Benim aklıma takılan soruysa şu: S400’ler de Çelik Kubbe projesine dahil mi, değil mi?
Çelik Kubbe ve S400’ler
Sormak da gerekiyor; Türkiye’nin şu an dünyadaki en gelişmiş savaş uçağı olan F35 projesinden nahoş biçimde çıkarılmak pahasına Rusya’dan 2,5 milyar dolara aldığımız bu gelişmiş hava savunma füzesi neticede Türk Silahlı Kuvvetleri envanterinde.
Kullansak bir türlü, kullanmasak bir türlü.

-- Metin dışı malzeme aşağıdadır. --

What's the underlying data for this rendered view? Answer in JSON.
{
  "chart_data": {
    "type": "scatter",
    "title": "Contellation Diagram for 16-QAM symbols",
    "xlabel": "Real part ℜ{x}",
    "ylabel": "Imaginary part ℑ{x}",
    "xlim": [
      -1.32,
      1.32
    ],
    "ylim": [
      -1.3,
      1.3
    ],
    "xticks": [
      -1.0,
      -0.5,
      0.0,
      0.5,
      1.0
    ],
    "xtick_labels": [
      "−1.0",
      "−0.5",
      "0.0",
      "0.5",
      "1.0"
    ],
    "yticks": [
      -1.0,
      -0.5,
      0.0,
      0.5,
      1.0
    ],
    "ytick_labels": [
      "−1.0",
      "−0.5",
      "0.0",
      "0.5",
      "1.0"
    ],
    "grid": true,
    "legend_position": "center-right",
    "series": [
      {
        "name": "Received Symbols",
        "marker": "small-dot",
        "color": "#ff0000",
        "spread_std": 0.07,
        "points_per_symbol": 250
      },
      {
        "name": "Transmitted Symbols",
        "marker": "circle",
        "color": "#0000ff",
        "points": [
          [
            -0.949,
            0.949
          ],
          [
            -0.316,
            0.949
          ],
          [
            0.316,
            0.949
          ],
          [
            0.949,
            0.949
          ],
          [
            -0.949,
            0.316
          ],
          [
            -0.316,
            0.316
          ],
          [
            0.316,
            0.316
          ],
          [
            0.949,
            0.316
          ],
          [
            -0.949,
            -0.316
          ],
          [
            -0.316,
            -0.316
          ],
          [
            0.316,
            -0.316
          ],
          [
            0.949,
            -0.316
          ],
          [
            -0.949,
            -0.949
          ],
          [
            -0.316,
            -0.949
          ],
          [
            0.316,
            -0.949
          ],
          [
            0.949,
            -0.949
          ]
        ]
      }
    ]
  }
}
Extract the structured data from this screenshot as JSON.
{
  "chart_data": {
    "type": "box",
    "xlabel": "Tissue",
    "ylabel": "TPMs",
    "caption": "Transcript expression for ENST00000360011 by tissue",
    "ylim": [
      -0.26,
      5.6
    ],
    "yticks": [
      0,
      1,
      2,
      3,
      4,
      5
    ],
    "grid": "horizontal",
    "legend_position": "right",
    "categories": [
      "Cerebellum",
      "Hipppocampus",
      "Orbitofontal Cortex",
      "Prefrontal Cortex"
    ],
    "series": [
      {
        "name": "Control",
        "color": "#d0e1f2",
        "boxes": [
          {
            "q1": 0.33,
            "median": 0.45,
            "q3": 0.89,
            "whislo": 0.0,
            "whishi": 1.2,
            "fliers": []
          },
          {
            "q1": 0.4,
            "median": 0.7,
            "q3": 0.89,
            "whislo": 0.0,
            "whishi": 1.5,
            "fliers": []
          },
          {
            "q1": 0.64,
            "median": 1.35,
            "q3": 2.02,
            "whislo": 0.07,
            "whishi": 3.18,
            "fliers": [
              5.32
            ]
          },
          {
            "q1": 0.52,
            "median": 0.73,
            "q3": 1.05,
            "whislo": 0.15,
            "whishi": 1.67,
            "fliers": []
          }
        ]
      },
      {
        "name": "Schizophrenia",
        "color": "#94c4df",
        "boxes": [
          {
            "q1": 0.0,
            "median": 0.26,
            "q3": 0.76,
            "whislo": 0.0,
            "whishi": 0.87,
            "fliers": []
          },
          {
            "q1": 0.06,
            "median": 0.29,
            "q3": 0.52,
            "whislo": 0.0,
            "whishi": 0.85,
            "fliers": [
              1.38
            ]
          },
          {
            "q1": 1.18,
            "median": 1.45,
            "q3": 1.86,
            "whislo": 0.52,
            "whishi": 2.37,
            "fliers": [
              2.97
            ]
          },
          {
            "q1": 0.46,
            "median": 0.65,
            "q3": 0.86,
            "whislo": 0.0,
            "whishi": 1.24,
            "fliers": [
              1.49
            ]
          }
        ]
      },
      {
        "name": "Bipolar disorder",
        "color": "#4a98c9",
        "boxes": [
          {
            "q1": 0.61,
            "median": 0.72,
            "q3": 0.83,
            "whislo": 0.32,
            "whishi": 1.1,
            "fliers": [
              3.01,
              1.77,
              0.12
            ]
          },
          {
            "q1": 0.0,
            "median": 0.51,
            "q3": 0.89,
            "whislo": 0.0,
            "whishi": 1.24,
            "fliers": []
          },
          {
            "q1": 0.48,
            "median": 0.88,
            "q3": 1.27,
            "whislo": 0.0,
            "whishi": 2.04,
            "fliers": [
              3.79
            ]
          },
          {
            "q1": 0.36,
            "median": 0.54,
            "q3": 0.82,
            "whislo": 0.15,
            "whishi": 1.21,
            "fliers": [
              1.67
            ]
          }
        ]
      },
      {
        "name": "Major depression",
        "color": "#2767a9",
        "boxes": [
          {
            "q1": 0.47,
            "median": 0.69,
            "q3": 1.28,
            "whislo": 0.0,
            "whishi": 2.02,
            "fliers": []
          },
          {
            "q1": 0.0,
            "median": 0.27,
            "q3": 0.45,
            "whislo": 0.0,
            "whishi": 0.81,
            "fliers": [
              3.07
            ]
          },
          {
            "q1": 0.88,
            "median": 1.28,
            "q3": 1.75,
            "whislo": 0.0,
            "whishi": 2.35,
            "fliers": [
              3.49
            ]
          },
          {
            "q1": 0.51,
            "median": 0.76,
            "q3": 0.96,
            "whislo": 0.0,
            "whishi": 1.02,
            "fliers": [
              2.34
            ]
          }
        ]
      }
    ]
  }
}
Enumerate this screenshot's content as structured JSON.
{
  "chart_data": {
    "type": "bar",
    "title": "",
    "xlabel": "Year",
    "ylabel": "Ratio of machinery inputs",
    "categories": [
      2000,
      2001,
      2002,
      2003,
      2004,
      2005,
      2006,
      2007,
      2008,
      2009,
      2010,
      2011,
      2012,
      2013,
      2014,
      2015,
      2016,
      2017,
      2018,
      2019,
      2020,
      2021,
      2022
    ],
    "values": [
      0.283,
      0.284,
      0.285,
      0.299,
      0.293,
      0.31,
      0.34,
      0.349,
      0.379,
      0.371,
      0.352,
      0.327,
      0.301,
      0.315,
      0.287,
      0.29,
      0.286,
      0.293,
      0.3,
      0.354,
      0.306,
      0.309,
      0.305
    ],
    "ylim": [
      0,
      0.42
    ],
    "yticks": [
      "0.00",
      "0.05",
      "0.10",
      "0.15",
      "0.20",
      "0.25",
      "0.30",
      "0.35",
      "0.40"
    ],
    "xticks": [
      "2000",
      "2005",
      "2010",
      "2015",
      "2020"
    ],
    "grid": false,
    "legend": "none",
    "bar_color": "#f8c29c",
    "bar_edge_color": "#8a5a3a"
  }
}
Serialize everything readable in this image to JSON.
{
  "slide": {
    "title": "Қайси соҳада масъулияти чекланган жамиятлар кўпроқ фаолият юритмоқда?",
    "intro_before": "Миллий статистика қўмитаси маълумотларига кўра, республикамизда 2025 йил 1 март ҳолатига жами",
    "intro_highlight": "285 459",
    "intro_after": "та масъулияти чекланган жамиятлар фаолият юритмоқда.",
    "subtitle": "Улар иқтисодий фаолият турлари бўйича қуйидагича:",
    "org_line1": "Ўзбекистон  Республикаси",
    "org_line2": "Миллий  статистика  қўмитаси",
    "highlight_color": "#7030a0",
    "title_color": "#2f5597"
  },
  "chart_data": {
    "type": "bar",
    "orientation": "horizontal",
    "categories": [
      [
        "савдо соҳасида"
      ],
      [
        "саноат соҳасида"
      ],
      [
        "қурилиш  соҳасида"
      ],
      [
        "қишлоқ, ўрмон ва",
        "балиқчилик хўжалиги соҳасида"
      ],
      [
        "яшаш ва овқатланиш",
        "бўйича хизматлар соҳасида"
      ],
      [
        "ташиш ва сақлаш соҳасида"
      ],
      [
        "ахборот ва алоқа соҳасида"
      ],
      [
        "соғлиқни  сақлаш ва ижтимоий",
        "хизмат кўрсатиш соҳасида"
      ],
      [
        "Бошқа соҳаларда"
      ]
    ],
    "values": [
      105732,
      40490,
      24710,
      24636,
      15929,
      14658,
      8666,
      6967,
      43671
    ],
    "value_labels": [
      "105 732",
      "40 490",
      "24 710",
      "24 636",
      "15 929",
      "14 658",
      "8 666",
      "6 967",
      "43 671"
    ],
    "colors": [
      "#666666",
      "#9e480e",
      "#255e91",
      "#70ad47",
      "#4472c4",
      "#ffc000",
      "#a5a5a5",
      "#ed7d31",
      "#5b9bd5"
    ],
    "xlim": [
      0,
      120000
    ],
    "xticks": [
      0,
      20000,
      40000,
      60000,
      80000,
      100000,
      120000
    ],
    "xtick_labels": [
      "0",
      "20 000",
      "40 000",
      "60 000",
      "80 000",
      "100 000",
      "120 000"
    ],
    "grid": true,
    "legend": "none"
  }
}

Türkiye NATO üyesi. Çelik Kubbe NATO sistemine bütünleşik (entegre) olarak kullanılacaksa, ya da buna açık olacaksa S400’lerin kullanılması hayli sorunlu olur. NATO ile ortak kullanıma açık olması daha akla yakın, çünkü Türkiye’nin 9-11 Temmuz Vaşington NATO Zirvesindeki önemli tezlerinden biri de İttifakın Güney Doğu kanadının güçlendirilmesiydi; Türkiye ekonomik krize rağmen savunma harcamalarını NATO üyelik ölçütü gereği milli gelirin yüzde 2’sinin üzerine çıkarmayı üstlendi.
Türkiye’nin ilk kapsamlı hava savunma projesi olan Çelik Kubbe sisteminde de kullanılmayacaksa S400’leri ne yapacağız?
Cavit Çağlar’ın T24’te Cansu Çamlıbel’e söylediği çözüm önerisi basit: “Ben olsam satar kurtulurum” demiş. “Müşterisi hazır, Rusya bizi mazur görür” diye eklemiş.
Tut kullan mı, sat kurtul mu?
Çağlar’ın şu anda resmî bir görevi yok. Ama resmi görevi olmadığı halde Türk jetlerinin Suriye sınırında Rus jetini düşürmesiyle başlayan krizin çözülmesinde önemli rol oynamıştı. Devlet işlerine hâlâ aşina.
Çağlar’a neden böyle bir öneride bulunduğunu sordum.
O da kestirmeden yanıtladı:
• “Dünya hassas bir dönemden geçiyor. ABD’yle çok sorunumuz olsa da aynı ittifak içindeyiz. Ben S400 meselesi ortadan kalkarsa diğer meselelerin de çözüm yoluna gireceğine inanıyorum.
• “Hem Ruslarla hem Amerikalılarla konuşuruz. Pazarlık yaparız. Konuşarak hal yoluna girer her şey.”
Biraz gizemli konuşuyor Çağlar, bildiği ama söylemediği şeyler olabilir izlenimine kapıldım.
Diğer yandan Türkiye’nin ABD ve Avrupalılar NATO uyumlu sistemleri satmadığı için S400 almak zorunda kaldığını söyleyen Cumhurbaşkanı Erdoğan, bu füzelere ihtiyacımız olduğunu söylüyor.
Söylüyor ama Çelik Kubbe projesinde S400’lere de yer olduğuna dair bir işaret yok. Yetkililer açıklarsa öğreniriz. Stratejik bir konu, hepimizi ilgilendiriyor.